Katsumi Okuda1 and Shigeru Chiba2
The Art, Science, and Engineering of Programming, 2021, Vol. 5, Issue 2, Article 11
Submission date: 2020-02-06
Publication date: 2020-11-01
DOI: https://doi.org/10.22152/programming-journal.org/2021/5/11
Full text: PDF
Context: An island parser reads an input text and builds the parse (or
abstract syntax) tree of only the programming constructs of interest in
the text. These constructs are called islands and the rest of the text
is called water, which the parser ignores and skips over. Since an
island parser does not have to parse all the details of the input, it is
often easy to develop but still useful enough for a number of software
engineering tools. When a parser generator is used, the developer can
implement an island parser by just describing a small number of grammar
rules, for example, in Parsing Expression Grammar (PEG).

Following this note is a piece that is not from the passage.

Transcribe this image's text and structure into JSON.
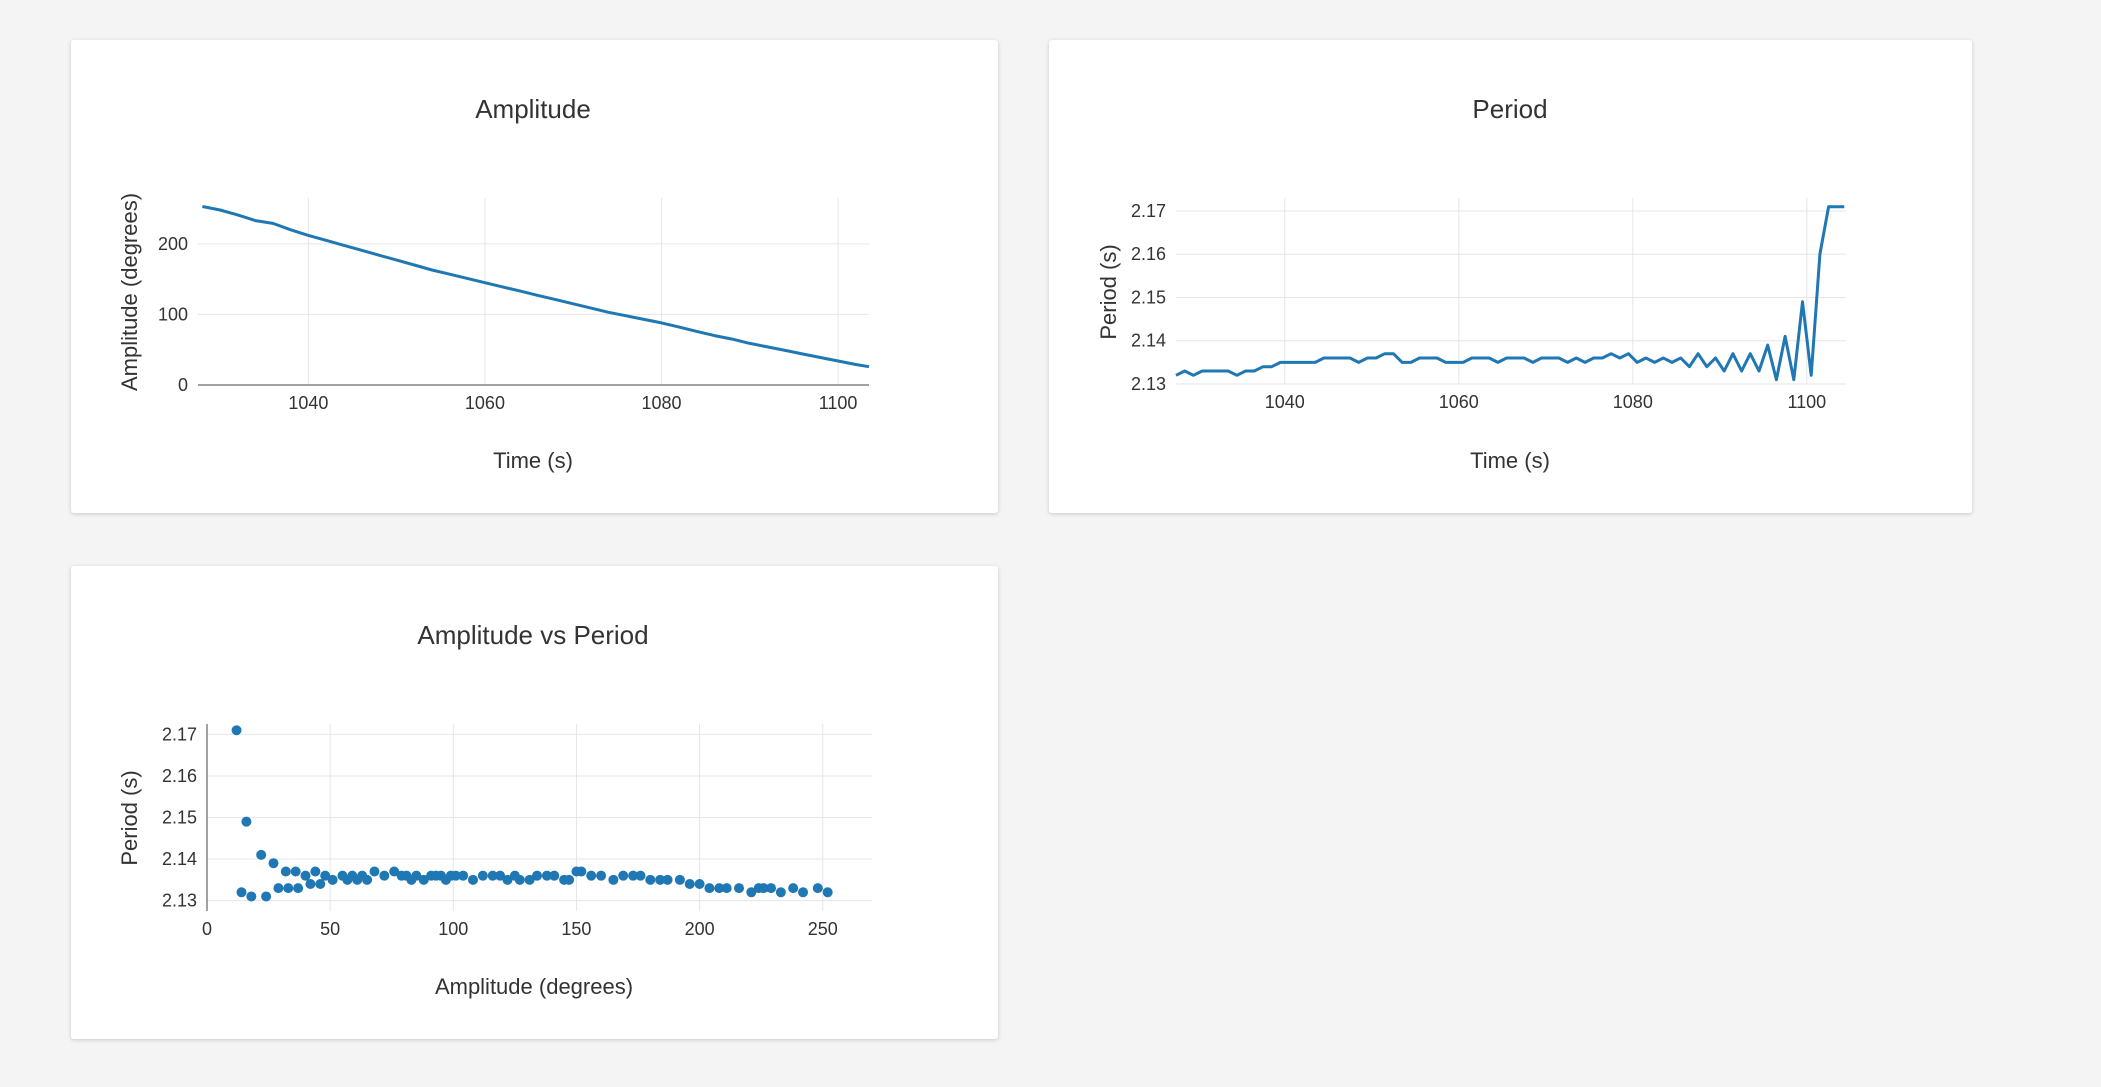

Inquiry: In practice, however, the grammar rules are often complicated
since the developer must define the water inside the island; otherwise,
the island parsing will not reduce the total number of grammar
rules. When describing the grammar rules for such water, the developer
must consider other rules and enumerate a set of symbols, which we call
alternative symbols. Due to this difficulty, island parsing seems to be
not widely used today despite its usefulness in many applications.
Approach: This paper proposes the lake symbols for addressing this
difficulty in developing an island parser. It also presents an extension
to PEG for supporting the lake symbols. The lake symbols automate the
enumeration of the alternative symbols for the water inside an
island. The paper proposes an algorithm for translating the extended PEG
to the normal PEG, which can be given to an existing parser generator
based on PEG.
Knowledge: The user can use lake symbols to define water without
specifying each alternative symbol. Our algorithms can calculate all
alternative symbols for a lake symbol, based on where the lake symbol is
used in the grammar.
Grounding: We implemented a parser generator accepting our extended PEG
and implemented 36 island parsers for Java and 20 island parsers for
Python. Our experiments show that the lake symbols reduce 42 % of
grammar rules for Java and 89 % of rules for Python on average,
excluding the case where islands are expressions.
Importance: This work eases the use of island parsing. Lake symbols
enable the user to define the water inside the island simpler than
before. Defining water inside the island is essential to apply island
parsing for practical programming languages.